Furthermore, Mr Bondai submitted that 5 years have expired since the commission of the offence and no explanation for this delay was offered. Because the accused was not yet 18 when the offence was committed, Mr Bondai submitted that the mandatory minimum sentence in terms of Act is not applicable.

[4] Ms Nyoni agreed with Mr Bondai that the mandatory minimum sentences provided for the Act are not applicable, but referred the Court to its decision in S v Tomas Nakale Case No.: 7/2007 delivered on 16 April 2007, where that accused was also under the age of 18, but was sentenced for a similar offence to 15 years imprisonment of which 5 years were conditionally suspended. She also urged the Court to take the expectations of society as expressed by Namibian Supreme Court in S v Amutenya Shapumba, Case No.: SA 4/1999, delivered 17 November 1999, into consideration. Furthermore she submitted that the complainant was only 8 years of age at the time, and on her way to school, attempted to run away from the accused who accosted her, was threatened to succumb by a stick, cried in vain and was finally raped by the accused. S 3(1)(a)(iii)(bb) of the Act deals with the situation of a girl under the age of 13 who is raped by an accused 3 years older than her for which offence a penalty of 15 years minimum is prescribed. Ms Nyoni submitted further that the accused should be treated in the same way as if this penalty of Combating of Rape Act is applicable. The accused invaded the privacy of a female and took her innocence away at such a young age. Finally, Ms Nyoni reminded the Court of the other factors that should be balanced when arriving at an appropriate sentence, despite the accused’s personal circumstances, namely that of the nature of the offence involving the circumstances of the victim and the interests of society.

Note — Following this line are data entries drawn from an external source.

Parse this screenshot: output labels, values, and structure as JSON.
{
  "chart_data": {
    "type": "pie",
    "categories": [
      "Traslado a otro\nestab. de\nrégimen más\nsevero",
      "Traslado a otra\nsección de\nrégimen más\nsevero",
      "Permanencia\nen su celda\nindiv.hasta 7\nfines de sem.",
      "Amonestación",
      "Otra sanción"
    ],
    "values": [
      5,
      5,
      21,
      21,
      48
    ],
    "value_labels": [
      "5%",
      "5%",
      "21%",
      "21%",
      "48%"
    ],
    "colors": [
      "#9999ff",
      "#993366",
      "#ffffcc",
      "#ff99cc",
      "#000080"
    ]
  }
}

[5] When the Court considers what an appropriate sentence for the accused should be, it takes into account the elements of retribution, prevention, deterrence and reformation or rehabilitation and attempts to incorporate a combination thereof in the sentence to be imposed. Furthermore a balance of the circumstances relating to the accused himself, the nature of the offence and the interest of society, coupled with a blend of mercy is the aim that the Court attempts to achieve by imposing an appropriate sentence. In this regard I refer to S v Zinn 1969 (2) SA 573 (A) and S v Rabie 1975 (4) SA 855 A.

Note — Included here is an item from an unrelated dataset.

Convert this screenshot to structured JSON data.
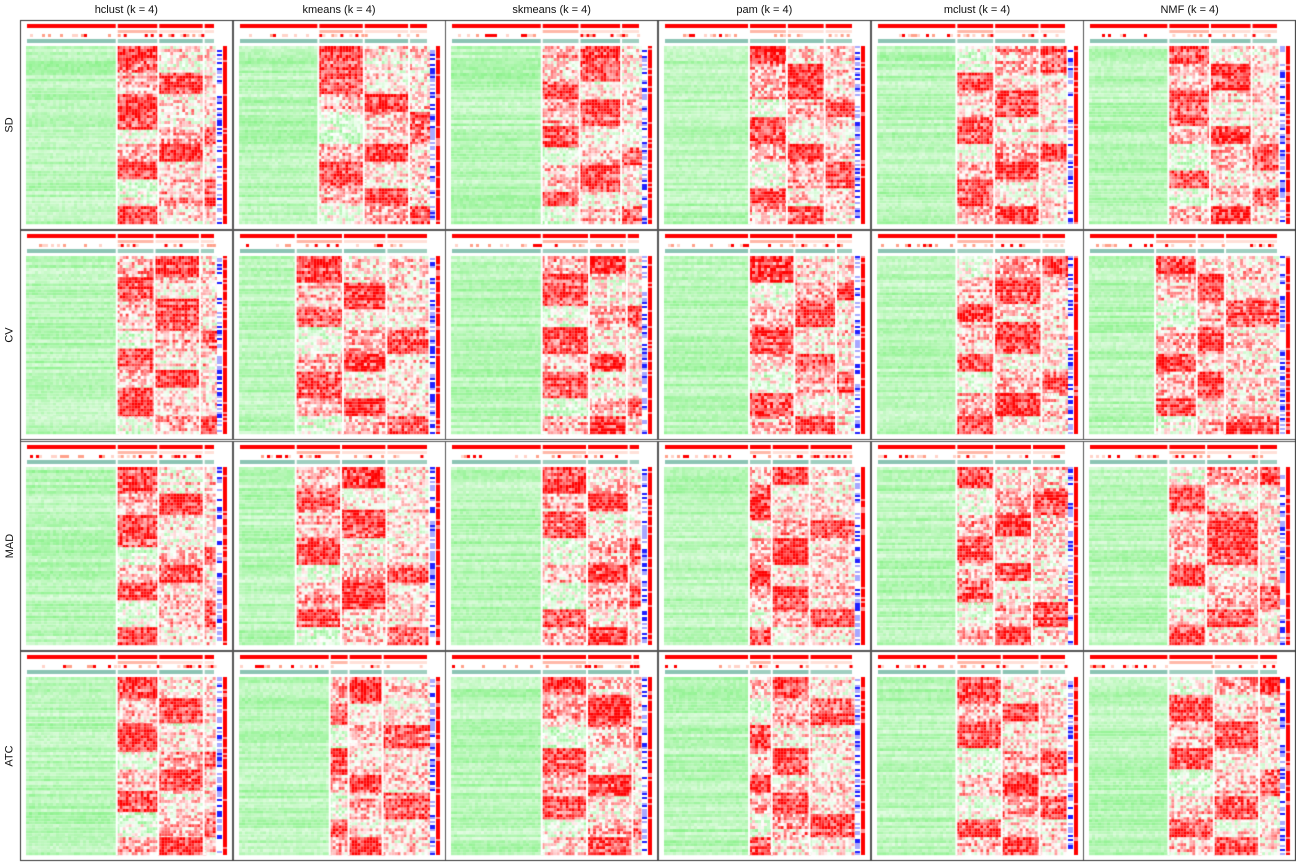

[6] The case of S v Tomas Nakale, supra, to which Ms Nyoni has referred, is indeed very similar to this one. Although the complainants and the accuseds ages in the 2 cases differ somewhat, both complainants were very young and both accuseds were not yet 18 when the offences were committed. What makes this offence more serious is that the accused used a stick to threaten the complainant and after the complainant attempted to escape he committed this act without heeding her crying. This is an indication that the accused wanted to commit this heinous act and nothing would put to him off to continue with it. His intention is clear and the use of a threat with a stick to cause her bodily harm or to apply physical force, constitute coercive circumstances in terms of s2 (2) (b) or (c) of the Act, as proved by his admission. If the accused was over the age of 18, a minimum mandatory sentence in terms of s3 (1)(a)(iii)(bb) would have made him liable to a sentence of 15 years imprisonment.

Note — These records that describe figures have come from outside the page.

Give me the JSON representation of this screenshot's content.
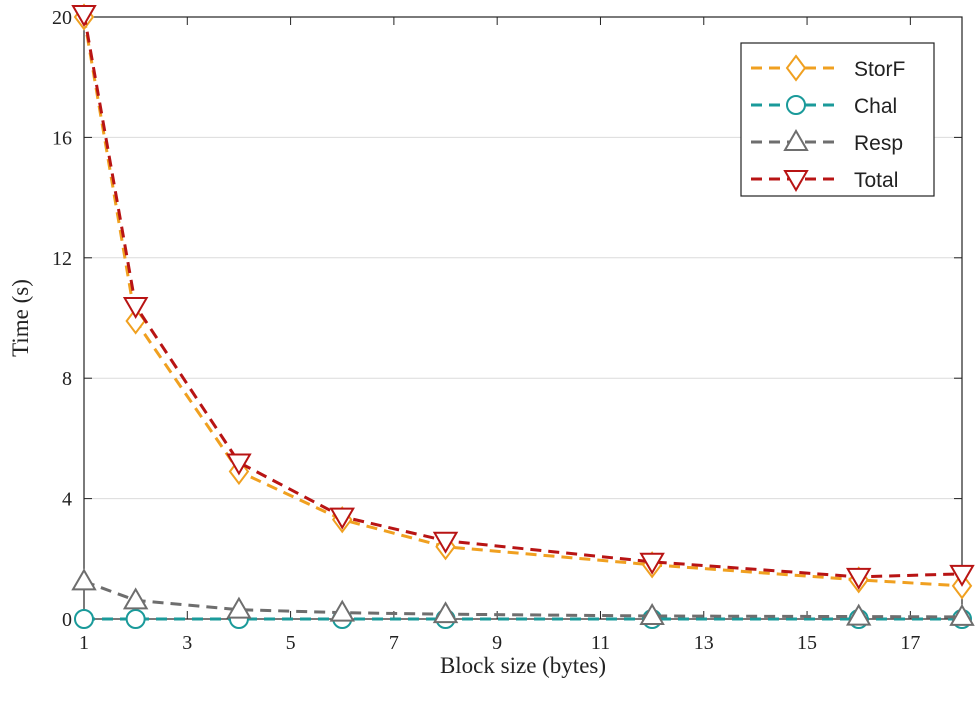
{
  "chart_data": {
    "type": "line",
    "title": "",
    "xlabel": "Block size (bytes)",
    "ylabel": "Time (s)",
    "xlim": [
      1,
      18
    ],
    "ylim": [
      0,
      20
    ],
    "xticks": [
      1,
      3,
      5,
      7,
      9,
      11,
      13,
      15,
      17
    ],
    "yticks": [
      0,
      4,
      8,
      12,
      16,
      20
    ],
    "grid": "horizontal",
    "legend_position": "top-right",
    "x": [
      1,
      2,
      4,
      6,
      8,
      12,
      16,
      18
    ],
    "series": [
      {
        "name": "StorF",
        "color": "#f0a020",
        "marker": "diamond",
        "values": [
          20.0,
          9.9,
          4.9,
          3.3,
          2.4,
          1.8,
          1.3,
          1.1
        ]
      },
      {
        "name": "Chal",
        "color": "#1a9a9a",
        "marker": "circle",
        "values": [
          0.0,
          0.0,
          0.0,
          0.0,
          0.0,
          0.0,
          0.0,
          0.0
        ]
      },
      {
        "name": "Resp",
        "color": "#6e6e6e",
        "marker": "triangle-up",
        "values": [
          1.25,
          0.62,
          0.31,
          0.21,
          0.16,
          0.1,
          0.08,
          0.07
        ]
      },
      {
        "name": "Total",
        "color": "#b81414",
        "marker": "triangle-down",
        "values": [
          20.1,
          10.4,
          5.2,
          3.4,
          2.6,
          1.9,
          1.4,
          1.5
        ]
      }
    ]
  }
}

[7] I have duly considered all the personal circumstances of the accused, as well as the fact that he pleaded guilty and the long delay in bringing this matter to trial. I have also considered the seriousness of the offence, as well as the interests of society. I accept the submissions that the accused is not subject to the minimum mandatory sentence, but despite that fact, I would not have imposed a sentence of less than 15 years for this offence under the circumstances and taking all these factors into account. Because the accused is still young and may be rehabilitated, I shall suspend a third of the sentence in the hope that such offence will never be repeated.

[8] The accused is sentenced as follows:

Imprisonment of 15 years of which 5 years are conditionally suspended for a period of 5 years, namely that he is not convicted of an offence of contravening s2(1) of the Combating of Rape Act, No 8 of 2000, committed within the period of suspension.